The majority of funding for the Patient Access Network comes from pharmaceutical companies, according to its website. Good Days receives funding from “a number of sources in and outside of the health care industry, including corporate and individual contributors,” its website says. Charities are not required to disclose their donors.
BLUE CROSS DENIAL A MISTAKE
Shortly after learning of the Blue Cross decision in early March, Husted filed a complaint on Smith’s behalf with the Idaho Department of Insurance. She called the Idaho Statesman on March 18.
Williams, the patient advocate at St. Luke’s MSTI, said she checked March 21 and saw that Blue Cross had recorded Smith paying only $13 toward his $6,500 out-of-pocket responsibility.
The Statesman contacted Blue Cross on March 23 and March 24, asking about Smith’s case. The morning of March 24, Williams checked on Smith’s Blue Cross file and determined that the insurer now said Smith had met his out-of-pocket responsibility.
Jordan, the Blue Cross spokesman, said the Department of Insurance complaint triggered a review of Smith’s case.

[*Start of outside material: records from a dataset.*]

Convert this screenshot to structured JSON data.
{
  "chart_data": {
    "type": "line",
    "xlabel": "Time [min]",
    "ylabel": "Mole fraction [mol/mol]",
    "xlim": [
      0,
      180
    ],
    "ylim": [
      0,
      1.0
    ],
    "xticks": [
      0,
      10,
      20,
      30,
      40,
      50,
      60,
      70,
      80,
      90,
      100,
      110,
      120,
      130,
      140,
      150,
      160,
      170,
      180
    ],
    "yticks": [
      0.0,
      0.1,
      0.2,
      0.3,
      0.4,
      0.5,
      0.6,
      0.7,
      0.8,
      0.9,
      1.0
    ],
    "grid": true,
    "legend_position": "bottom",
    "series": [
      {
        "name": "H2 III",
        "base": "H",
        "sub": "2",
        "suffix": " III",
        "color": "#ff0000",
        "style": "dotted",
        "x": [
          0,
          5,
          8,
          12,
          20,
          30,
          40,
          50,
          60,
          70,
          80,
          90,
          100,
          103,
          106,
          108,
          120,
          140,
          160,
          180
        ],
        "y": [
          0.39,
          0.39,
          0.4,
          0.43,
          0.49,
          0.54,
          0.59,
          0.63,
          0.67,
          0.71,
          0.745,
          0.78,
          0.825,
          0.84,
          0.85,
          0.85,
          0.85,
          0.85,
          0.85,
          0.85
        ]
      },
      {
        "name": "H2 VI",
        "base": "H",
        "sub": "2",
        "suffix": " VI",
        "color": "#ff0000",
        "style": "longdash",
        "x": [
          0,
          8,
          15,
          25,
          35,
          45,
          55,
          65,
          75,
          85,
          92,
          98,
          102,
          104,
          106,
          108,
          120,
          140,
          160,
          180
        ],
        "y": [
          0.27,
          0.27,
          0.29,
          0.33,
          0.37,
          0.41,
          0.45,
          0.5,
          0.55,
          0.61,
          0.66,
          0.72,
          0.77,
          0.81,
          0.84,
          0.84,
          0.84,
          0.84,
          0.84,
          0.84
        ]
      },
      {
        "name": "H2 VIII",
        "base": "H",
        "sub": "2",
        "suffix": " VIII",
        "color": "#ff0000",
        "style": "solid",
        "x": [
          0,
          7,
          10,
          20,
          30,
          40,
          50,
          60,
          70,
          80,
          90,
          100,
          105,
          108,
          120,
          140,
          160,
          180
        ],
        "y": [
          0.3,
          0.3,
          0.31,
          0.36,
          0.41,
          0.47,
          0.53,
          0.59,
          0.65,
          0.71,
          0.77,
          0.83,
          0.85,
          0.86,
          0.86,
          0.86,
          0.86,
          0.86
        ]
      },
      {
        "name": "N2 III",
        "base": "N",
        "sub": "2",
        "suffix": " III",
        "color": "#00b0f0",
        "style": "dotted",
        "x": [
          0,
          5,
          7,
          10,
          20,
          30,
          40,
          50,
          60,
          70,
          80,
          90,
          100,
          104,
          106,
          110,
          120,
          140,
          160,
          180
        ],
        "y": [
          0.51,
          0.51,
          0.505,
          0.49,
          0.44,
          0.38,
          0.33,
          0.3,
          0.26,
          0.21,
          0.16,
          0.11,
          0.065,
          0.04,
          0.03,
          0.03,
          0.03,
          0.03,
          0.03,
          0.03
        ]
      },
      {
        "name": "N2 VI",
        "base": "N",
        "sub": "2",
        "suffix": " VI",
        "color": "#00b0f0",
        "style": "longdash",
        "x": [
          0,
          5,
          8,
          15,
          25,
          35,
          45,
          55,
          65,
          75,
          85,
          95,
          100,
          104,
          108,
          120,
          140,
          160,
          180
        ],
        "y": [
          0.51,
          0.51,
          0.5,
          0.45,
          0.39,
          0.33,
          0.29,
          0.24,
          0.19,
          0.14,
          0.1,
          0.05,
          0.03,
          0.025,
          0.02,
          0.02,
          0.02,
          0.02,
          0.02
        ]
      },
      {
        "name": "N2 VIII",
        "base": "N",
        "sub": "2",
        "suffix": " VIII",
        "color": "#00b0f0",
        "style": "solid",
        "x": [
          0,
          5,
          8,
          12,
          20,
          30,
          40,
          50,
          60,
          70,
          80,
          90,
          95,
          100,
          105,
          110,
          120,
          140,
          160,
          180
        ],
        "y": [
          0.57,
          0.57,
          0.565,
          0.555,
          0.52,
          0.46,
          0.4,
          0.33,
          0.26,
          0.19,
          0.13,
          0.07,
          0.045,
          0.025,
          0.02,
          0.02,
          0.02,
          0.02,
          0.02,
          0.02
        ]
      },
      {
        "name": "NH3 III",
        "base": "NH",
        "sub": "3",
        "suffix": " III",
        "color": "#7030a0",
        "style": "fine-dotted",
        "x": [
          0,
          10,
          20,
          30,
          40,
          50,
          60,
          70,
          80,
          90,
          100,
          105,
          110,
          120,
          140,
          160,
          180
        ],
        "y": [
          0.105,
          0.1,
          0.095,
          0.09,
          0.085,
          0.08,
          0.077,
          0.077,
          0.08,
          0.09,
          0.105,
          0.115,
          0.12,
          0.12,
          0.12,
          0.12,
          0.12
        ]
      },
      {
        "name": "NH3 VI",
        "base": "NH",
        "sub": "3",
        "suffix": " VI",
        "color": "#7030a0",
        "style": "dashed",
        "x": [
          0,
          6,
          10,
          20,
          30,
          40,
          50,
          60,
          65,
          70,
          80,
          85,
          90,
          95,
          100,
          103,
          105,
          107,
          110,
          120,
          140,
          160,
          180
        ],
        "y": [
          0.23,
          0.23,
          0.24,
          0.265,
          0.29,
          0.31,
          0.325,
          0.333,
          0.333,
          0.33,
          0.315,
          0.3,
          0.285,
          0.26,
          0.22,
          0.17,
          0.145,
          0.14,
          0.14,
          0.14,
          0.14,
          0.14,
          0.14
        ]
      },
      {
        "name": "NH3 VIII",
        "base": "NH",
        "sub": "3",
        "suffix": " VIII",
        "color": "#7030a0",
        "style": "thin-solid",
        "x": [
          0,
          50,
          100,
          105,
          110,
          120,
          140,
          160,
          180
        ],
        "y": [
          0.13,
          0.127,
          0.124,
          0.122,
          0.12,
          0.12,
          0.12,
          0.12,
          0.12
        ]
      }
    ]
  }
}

“We looked at it and said, ‘Oh, no, this needs to be applied,’” Jordan said. “What I don’t know is exactly why it wasn’t applied at the beginning.”
Husted wonders whether Blue Cross will now reimburse the foundation that paid for Smith’s drugs in February, since his January costs alone surpassed the threshold for insurance to start paying all his bills.
Jordan said Blue Cross is fully behind Smith getting his medication — which cost $10,641 for a month’s treatment, as of January — and that it will pay for it.
Smith continued to wait for his medication on Monday. Why? Blue Cross had green-lighted the prescription coverage. But his pharmacy said the insurance company’s approval for drug coverage had expired in mid-March. Blue Cross said the pharmacy was wrong.
The medication arrived at Smith’s doorstep on Tuesday.